Semente regada por palavras sábias...
Vindas de onde?... Não sei...
Sei que as sinto e reverberam e suspiram
e são transpiradas por poros que desconheço
que em mim habitam, mas desconheço...
que em mim se agitam, mas desconheço...
Desconheço a sua origem, o infinito que as
começa
Assim como desconheço o infinito onde irão
parar
Sei que são regadas pelos veios artísticos que
correm e definem
o teu corpo, a tua palavra, a tua voz, a tua
emanação...
Sei que representam vida, para lá de todas as
mortes que nos fazem viver
e nos fazem crescer em total e absorta amnésia
constante.
De onde venho? O que sou?
Amalgamada de lembranças e histórias que me
fazem ser Luzia
Sem a mínima coerência consciente de um
passado que me suplanta a vida
Mas que me fez mergulhar aqui!
- nas profundezas da tua floresta –
Por divina e ulterior providência cheguei até
ti.
Caminhei estes trilhos, cobertos de folhas
escritas de histórias
Senti o cheiro à terra húmida que emanas
E o silêncio! Ah esse eterno silêncio que
respiras
E me faz sentir eterna...
Esses olhos verdes raiados de sol e de terra
Falam silêncios que entendo atómicamente...
Não é a mente que os desvenda!
Não é a lógica e os silogismos filosóficos
Não é a operação derivada do integral logarítmico...
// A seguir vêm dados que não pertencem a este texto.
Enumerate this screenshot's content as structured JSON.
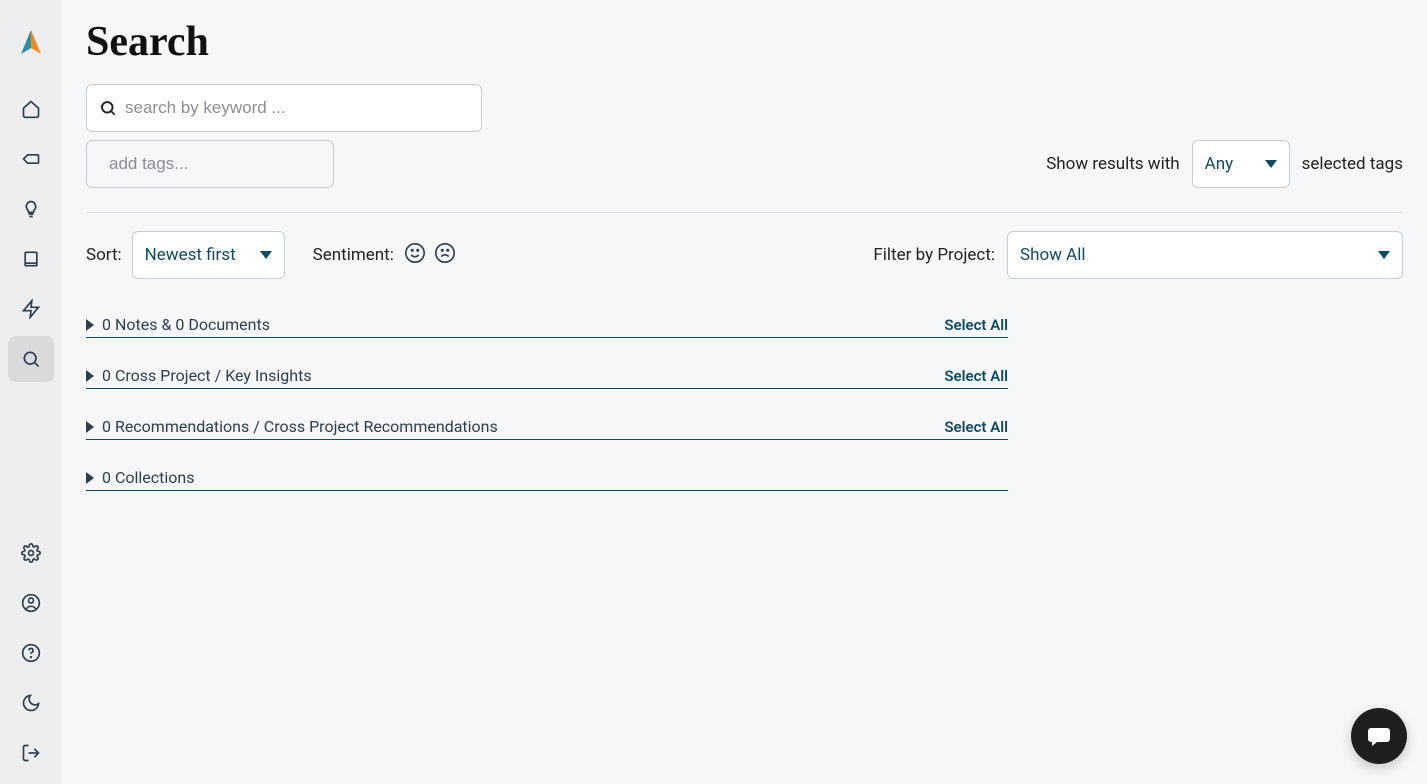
{
  "page": {
    "title": "Search"
  },
  "search": {
    "keyword_placeholder": "search by keyword ...",
    "tags_placeholder": "add tags..."
  },
  "results_filter": {
    "prefix": "Show results with",
    "mode": "Any",
    "suffix": "selected tags"
  },
  "sort": {
    "label": "Sort:",
    "value": "Newest first"
  },
  "sentiment": {
    "label": "Sentiment:"
  },
  "project_filter": {
    "label": "Filter by Project:",
    "value": "Show All"
  },
  "sections": [
    {
      "title": "0 Notes & 0 Documents",
      "select_all": "Select All"
    },
    {
      "title": "0 Cross Project / Key Insights",
      "select_all": "Select All"
    },
    {
      "title": "0 Recommendations / Cross Project Recommendations",
      "select_all": "Select All"
    },
    {
      "title": "0 Collections",
      "select_all": ""
    }
  ],
  "sidebar": {
    "items": [
      {
        "name": "home"
      },
      {
        "name": "tag"
      },
      {
        "name": "insight"
      },
      {
        "name": "book"
      },
      {
        "name": "bolt"
      },
      {
        "name": "search",
        "active": true
      }
    ],
    "bottom": [
      {
        "name": "settings"
      },
      {
        "name": "profile"
      },
      {
        "name": "help"
      },
      {
        "name": "theme"
      },
      {
        "name": "logout"
      }
    ]
  }
}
Não há ciência que o justifique.
Nem teosofia que o defina.
Não há solução nem problema nem ideia nem acção
Que o precise...
Há algo, para lá do que existe,
Que me angustía quando repouso meu ser na
intelectualidade em que se revê
E reconheço a limitação castradora da palavra
e do conceito.
Entendo atómicamente...
Porque o que entendo não se define! Não se
limita!
Vai para lá da quântica e da física e do espírito...
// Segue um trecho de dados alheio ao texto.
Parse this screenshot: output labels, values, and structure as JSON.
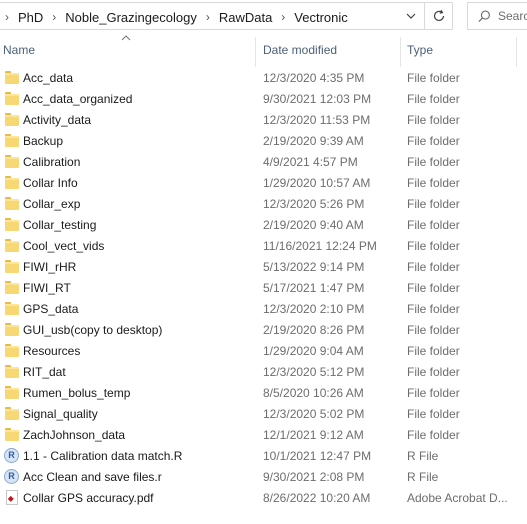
{
  "address": {
    "crumbs": [
      "PhD",
      "Noble_Grazingecology",
      "RawData",
      "Vectronic"
    ],
    "search_placeholder": "Search"
  },
  "columns": {
    "name": "Name",
    "date": "Date modified",
    "type": "Type"
  },
  "rows": [
    {
      "name": "Acc_data",
      "date": "12/3/2020 4:35 PM",
      "type": "File folder",
      "icon": "folder-icon"
    },
    {
      "name": "Acc_data_organized",
      "date": "9/30/2021 12:03 PM",
      "type": "File folder",
      "icon": "folder-icon"
    },
    {
      "name": "Activity_data",
      "date": "12/3/2020 11:53 PM",
      "type": "File folder",
      "icon": "folder-icon"
    },
    {
      "name": "Backup",
      "date": "2/19/2020 9:39 AM",
      "type": "File folder",
      "icon": "folder-icon"
    },
    {
      "name": "Calibration",
      "date": "4/9/2021 4:57 PM",
      "type": "File folder",
      "icon": "folder-icon"
    },
    {
      "name": "Collar Info",
      "date": "1/29/2020 10:57 AM",
      "type": "File folder",
      "icon": "folder-icon"
    },
    {
      "name": "Collar_exp",
      "date": "12/3/2020 5:26 PM",
      "type": "File folder",
      "icon": "folder-icon"
    },
    {
      "name": "Collar_testing",
      "date": "2/19/2020 9:40 AM",
      "type": "File folder",
      "icon": "folder-icon"
    },
    {
      "name": "Cool_vect_vids",
      "date": "11/16/2021 12:24 PM",
      "type": "File folder",
      "icon": "folder-icon"
    },
    {
      "name": "FIWI_rHR",
      "date": "5/13/2022 9:14 PM",
      "type": "File folder",
      "icon": "folder-icon"
    },
    {
      "name": "FIWI_RT",
      "date": "5/17/2021 1:47 PM",
      "type": "File folder",
      "icon": "folder-icon"
    },
    {
      "name": "GPS_data",
      "date": "12/3/2020 2:10 PM",
      "type": "File folder",
      "icon": "folder-icon"
    },
    {
      "name": "GUI_usb(copy to desktop)",
      "date": "2/19/2020 8:26 PM",
      "type": "File folder",
      "icon": "folder-icon"
    },
    {
      "name": "Resources",
      "date": "1/29/2020 9:04 AM",
      "type": "File folder",
      "icon": "folder-icon"
    },
    {
      "name": "RIT_dat",
      "date": "12/3/2020 5:12 PM",
      "type": "File folder",
      "icon": "folder-icon"
    },
    {
      "name": "Rumen_bolus_temp",
      "date": "8/5/2020 10:26 AM",
      "type": "File folder",
      "icon": "folder-icon"
    },
    {
      "name": "Signal_quality",
      "date": "12/3/2020 5:02 PM",
      "type": "File folder",
      "icon": "folder-icon"
    },
    {
      "name": "ZachJohnson_data",
      "date": "12/1/2021 9:12 AM",
      "type": "File folder",
      "icon": "folder-icon"
    },
    {
      "name": "1.1 - Calibration data match.R",
      "date": "10/1/2021 12:47 PM",
      "type": "R File",
      "icon": "r-file-icon"
    },
    {
      "name": "Acc Clean and save files.r",
      "date": "9/30/2021 2:08 PM",
      "type": "R File",
      "icon": "r-file-icon"
    },
    {
      "name": "Collar GPS accuracy.pdf",
      "date": "8/26/2022 10:20 AM",
      "type": "Adobe Acrobat D...",
      "icon": "pdf-file-icon"
    }
  ]
}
Vai para lá da quântica e da física e do espírito...
É inexplicável na essência esta percepção do
silêncio que emanas
E que me faz sentir tão somente em mim
Loba encontrada, amansada
Pelo reconhecimento de algo que nos transborda
a existência
E nos faz ser mais do que o uivo ouvido na
floresta
Aquele calor de nos reconhecermos em substância...
Que por mais que me estenda por versos e metáforas
Será sempre em vão
Será sempre uma aproximação de algo
tão
distante como o sentido da vida, o seu início, ou o pó estelar...
Apenas reconheço o silêncio da floresta
Como a mais nobre parecença do que és
E como a mais nobre aproximação
do que eu
realmente
sou.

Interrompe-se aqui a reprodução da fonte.